Synthesizing Hydrophobic Carbon Dots and the Effect of Injecting Carbon Dots Into Methyl-terminated Polydimethylsiloxane on Gas Permeability

By: Teresa N.
Year: 2023
School: Westminster High
Grade: 12
Science Teacher: Huy Pham

In the realm of materials science, Teresa embarked on an intriguing science project aimed at synthesizing hydrophobic carbon quantum dots (HCDs) and investigating their potential as a fluorophore for polydimethylsiloxane (PDMS) silicone. By making PDMS fluorescent, Teresa aimed to address the challenge of detecting tears and leaks in transparent silicone, which often lead to significant profit losses in the manufacturing industry.

Polydimethylsiloxane (PDMS) is a widely used silicone polymer due to its desirable properties such as elasticity and biocompatibility. However, its transparent nature poses difficulties in identifying tears and leaks, resulting in substantial repair costs for manufacturers. To tackle this issue, Teresa explored the use of hydrophobic carbon quantum dots (HCDs) as a potential fluorophore for PDMS silicone.

Teresa’s experiment involved several key steps to synthesize hydrophobic carbon quantum dots and evaluate their interaction with PDMS silicone. The following procedures were followed:

  1. Synthesis of Hydrophobic Carbon Quantum Dots:
    • Teresa prepared a solution by combining 1 mL Pluronic F-68 Non-ionic Surfactant, 1 mL o-phosphoric acid, and toluene.
    • The solution was subjected to microwave treatment for 90 minutes at 150°C to promote homogeneity.
    • Afterward, the hydrophobic carbon dots were filtered to remove impurities and characterized using infrared (IR) and ultraviolet (UV) spectra.
  2. Mixing Hydrophobic Carbon Quantum Dots with PDMS:
    • Teresa tested different combinations of nanoparticles and PDMS silicone.
    • The mixtures were spread onto a glass slide for analysis of fluorescence.
  3. Analysis of Fluorescence and Gas Permeability:
    • Teresa utilized a spectrophotometer to examine shifts in wavelengths and assess the effects of HCDs on gas permeability.

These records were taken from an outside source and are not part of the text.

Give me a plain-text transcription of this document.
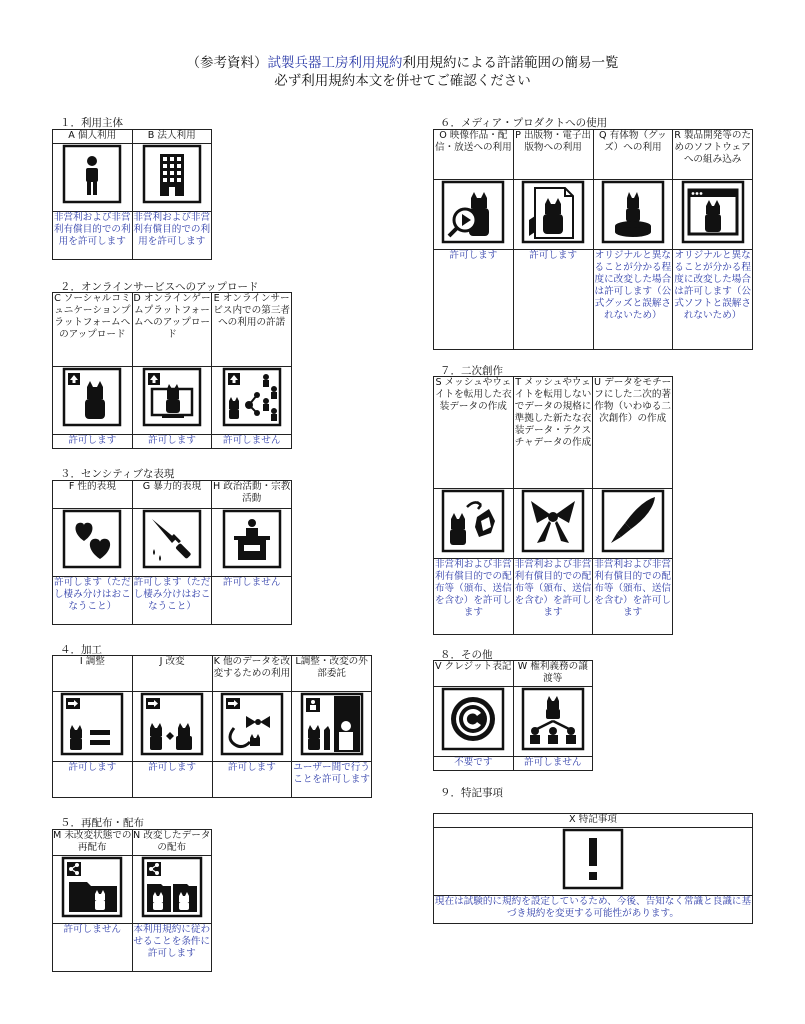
（参考資料）試製兵器工房利用規約利用規約による許諾範囲の簡易一覧
必ず利用規約本文を併せてご確認ください
１．利用主体
A 個人利用	B 法人利用

非営利および非営利有償目的での利用を許可します	非営利および非営利有償目的での利用を許可します
２．オンラインサービスへのアップロード
C ソーシャルコミュニケーションプラットフォームへのアップロード	D オンラインゲームプラットフォームへのアップロード	E オンラインサービス内での第三者への利用の許諾

許可します	許可します	許可しません
３．センシティブな表現
F 性的表現	G 暴力的表現	H 政治活動・宗教活動

許可します（ただし棲み分けはおこなうこと）	許可します（ただし棲み分けはおこなうこと）	許可しません
４．加工
I 調整	J 改変	K 他のデータを改変するための利用	L調整・改変の外部委託

許可します	許可します	許可します	ユーザー間で行うことを許可します
５．再配布・配布
M 未改変状態での再配布	N 改変したデータの配布

許可しません	本利用規約に従わせることを条件に許可します
６．メディア・プロダクトへの使用
O 映像作品・配信・放送への利用	P 出版物・電子出版物への利用	Q 有体物（グッズ）への利用	R 製品開発等のためのソフトウェアへの組み込み

許可します	許可します	オリジナルと異なることが分かる程度に改変した場合は許可します（公式グッズと誤解されないため）	オリジナルと異なることが分かる程度に改変した場合は許可します（公式ソフトと誤解されないため）
７．二次創作
S メッシュやウェイトを転用した衣装データの作成	T メッシュやウェイトを転用しないでデータの規格に準拠した新たな衣装データ・テクスチャデータの作成	U データをモチーフにした二次的著作物（いわゆる二次創作）の作成

非営利および非営利有償目的での配布等（頒布、送信を含む）を許可します	非営利および非営利有償目的での配布等（頒布、送信を含む）を許可します	非営利および非営利有償目的での配布等（頒布、送信を含む）を許可します
８．その他
V クレジット表記	W 権利義務の譲渡等

不要です	許可しません
９．特記事項
X 特記事項

現在は試験的に規約を設定しているため、今後、告知なく常識と良識に基づき規約を変更する可能性があります。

Teresa’s findings shed light on the viability of hydrophobic carbon quantum dots as a fluorophore for PDMS silicone. Here are the key results she obtained:

  • UV light analysis indicated that the optimal amount of HCDs was less than 0.5 mL, as higher concentrations led to black spotting, suggesting an excess of HCDs.
  • Increasing the amount of HCDs resulted in higher absorbance levels. However, the presence of functional groups necessary for fluorescence was scarce in the samples.
  • Fluorescence was not visibly detected, possibly due to quenching caused by PDMS or insufficient quantities of HCDs.
  • The relative intensity of fluorescence decreased, making it imperceptible to the human eye.